El pasado miércoles 16, el presidente del Consejo de Ministros, Aníbal Torres, ofreció disculpas a los congresistas que días atrás había calificado como “vacadores” y “golpistas”. No es la primera vez que el ministro Torres ha tenido que dar un paso atrás, pues desde el inicio de este Gobierno se ha caracterizado por tener una actitud siempre irascible y confrontacional. No es la persona más dialogante y colaborativa, que es lo que requiere un Gobierno en permanente crisis.
A pesar de ello, el jefe del Gabinete Ministerial no parece ser el problema mayor, pues viene acompañado de un conjunto de ministros cuestionados y, en especial, de un ministro de Salud cuyo extravagante ejercicio de la profesión ha dejado desconcertados a los propios médicos y funcionarios del sector.
Al mismo tiempo, otro sector del Gabinete, quizás más acostumbrado a las tramas judiciales, ha apelado al discurso del “golpe de Estado” y a las denuncias constitucionales contra los congresistas que se reunieron de manera legítima y pública para dialogar sobre la crisis política en un evento realizado por una fundación promotora de la democracia. Estas denuncias, claro está, no resisten el mínimo análisis jurídico.
Pero estas acciones del Gabinete Torres no nos sorprenden. Cuando era ministro de Justicia, Torres asistió a la Comisión de Constitución y Reglamento para exponer el proyecto de ley de reforma constitucional. En medio de exabruptos, amenazó a los congresistas con un juicio constitucional por la aprobación de una norma cuya legalidad, hoy en día, está más que confirmada.
Más bien, estos ataques simultáneos y concertados de diferentes ministros parecieron una intentona por entorpecer el diálogo político y arrastrar al Legislativo a una confrontación de la que nadie podía salir ganador.
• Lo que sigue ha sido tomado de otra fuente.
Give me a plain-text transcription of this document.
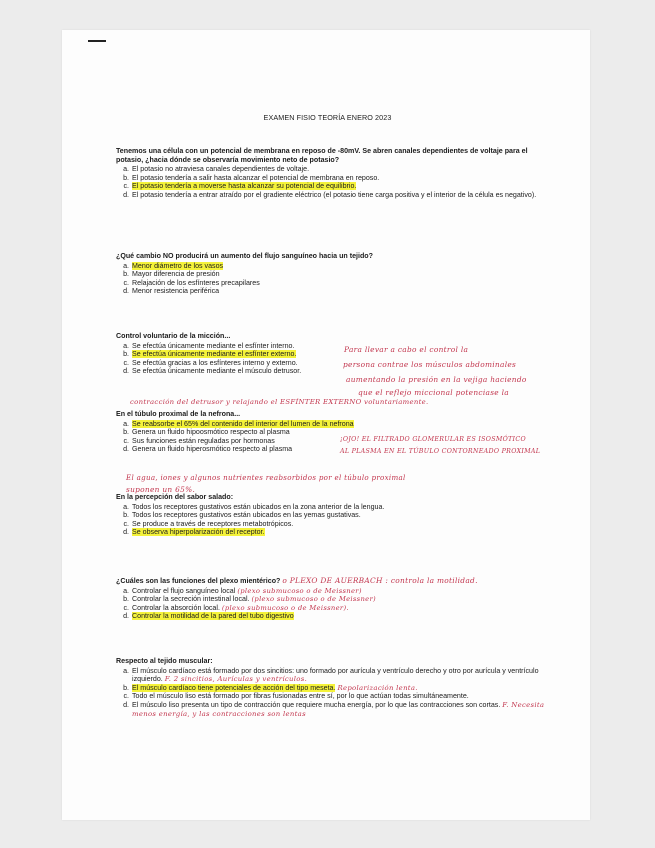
EXAMEN FISIO TEORÍA ENERO 2023
Tenemos una célula con un potencial de membrana en reposo de -80mV. Se abren canales dependientes de voltaje para el potasio, ¿hacia dónde se observaría movimiento neto de potasio?
a. El potasio no atraviesa canales dependientes de voltaje.
b. El potasio tendería a salir hasta alcanzar el potencial de membrana en reposo.
c. El potasio tendería a moverse hasta alcanzar su potencial de equilibrio.
d. El potasio tendería a entrar atraído por el gradiente eléctrico (el potasio tiene carga positiva y el interior de la célula es negativo).
¿Qué cambio NO producirá un aumento del flujo sanguíneo hacia un tejido?
a. Menor diámetro de los vasos
b. Mayor diferencia de presión
c. Relajación de los esfínteres precapilares
d. Menor resistencia periférica
Control voluntario de la micción...
a. Se efectúa únicamente mediante el esfínter interno.
b. Se efectúa únicamente mediante el esfínter externo.
c. Se efectúa gracias a los esfínteres interno y externo.
d. Se efectúa únicamente mediante el músculo detrusor.
Para llevar a cabo el control la
persona contrae los músculos abdominales
aumentando la presión en la vejiga haciendo
que el reflejo miccional potenciase la
contracción del detrusor y relajando el ESFÍNTER EXTERNO voluntariamente.
En el túbulo proximal de la nefrona...
a. Se reabsorbe el 65% del contenido del interior del lumen de la nefrona
b. Genera un fluido hipoosmótico respecto al plasma
c. Sus funciones están reguladas por hormonas
d. Genera un fluido hiperosmótico respecto al plasma
¡OJO! EL FILTRADO GLOMERULAR ES ISOSMÓTICO
AL PLASMA EN EL TÚBULO CONTORNEADO PROXIMAL
El agua, iones y algunos nutrientes reabsorbidos por el túbulo proximal
suponen un 65%.
En la percepción del sabor salado:
a. Todos los receptores gustativos están ubicados en la zona anterior de la lengua.
b. Todos los receptores gustativos están ubicados en las yemas gustativas.
c. Se produce a través de receptores metabotrópicos.
d. Se observa hiperpolarización del receptor.
¿Cuáles son las funciones del plexo mientérico? o PLEXO DE AUERBACH : controla la motilidad.
a. Controlar el flujo sanguíneo local (plexo submucoso o de Meissner)
b. Controlar la secreción intestinal local. (plexo submucoso o de Meissner)
c. Controlar la absorción local. (plexo submucoso o de Meissner).
d. Controlar la motilidad de la pared del tubo digestivo
Respecto al tejido muscular:
a. El músculo cardíaco está formado por dos sincitios: uno formado por aurícula y ventrículo derecho y otro por aurícula y ventrículo izquierdo. F. 2 sincitios, Aurículas y ventrículos.
b. El músculo cardíaco tiene potenciales de acción del tipo meseta. Repolarización lenta.
c. Todo el músculo liso está formado por fibras fusionadas entre sí, por lo que actúan todas simultáneamente.
d. El músculo liso presenta un tipo de contracción que requiere mucha energía, por lo que las contracciones son cortas. F. Necesita menos energía, y las contracciones son lentas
La búsqueda de diálogo o agendas comunes, que se ha anunciado desde el Congreso, es lo que nos debe llevar a reflexionar sobre cómo debe ser la relación entre un nuevo Gabinete y el Congreso al que el primero debe solicitar la confianza. Está claro que Torres, en un primer momento, quiso reeditar la actuación del ex primer ministro Héctor Valer y convertirse en una “bala de plata” provocando y atacando al Congreso.
Sin embargo, hoy en día cabe preguntarse si este momentáneo entendimiento al que se podría llegar no es más que una de las consecuencias que genera la obligación del Congreso de tener que pronunciarse sobre un Gabinete. Este procedimiento, ajeno a nuestra forma de Gobierno, ha sido, en los últimos tiempos, más fuente de enemistad que de colaboración entre los poderes del Estado.
Cada nuevo ministro no solo debe ser del agrado del presidente, sino también merecedor de la confianza de la representación nacional, lo que no tiene mucho sentido en nuestro régimen presidencialista. Por esa razón, desde la Comisión de Constitución aprobamos modificar el artículo 130 para dar plena libertad al presidente para designar a sus ministros, que serán sometidos, cuando corresponda, al control político.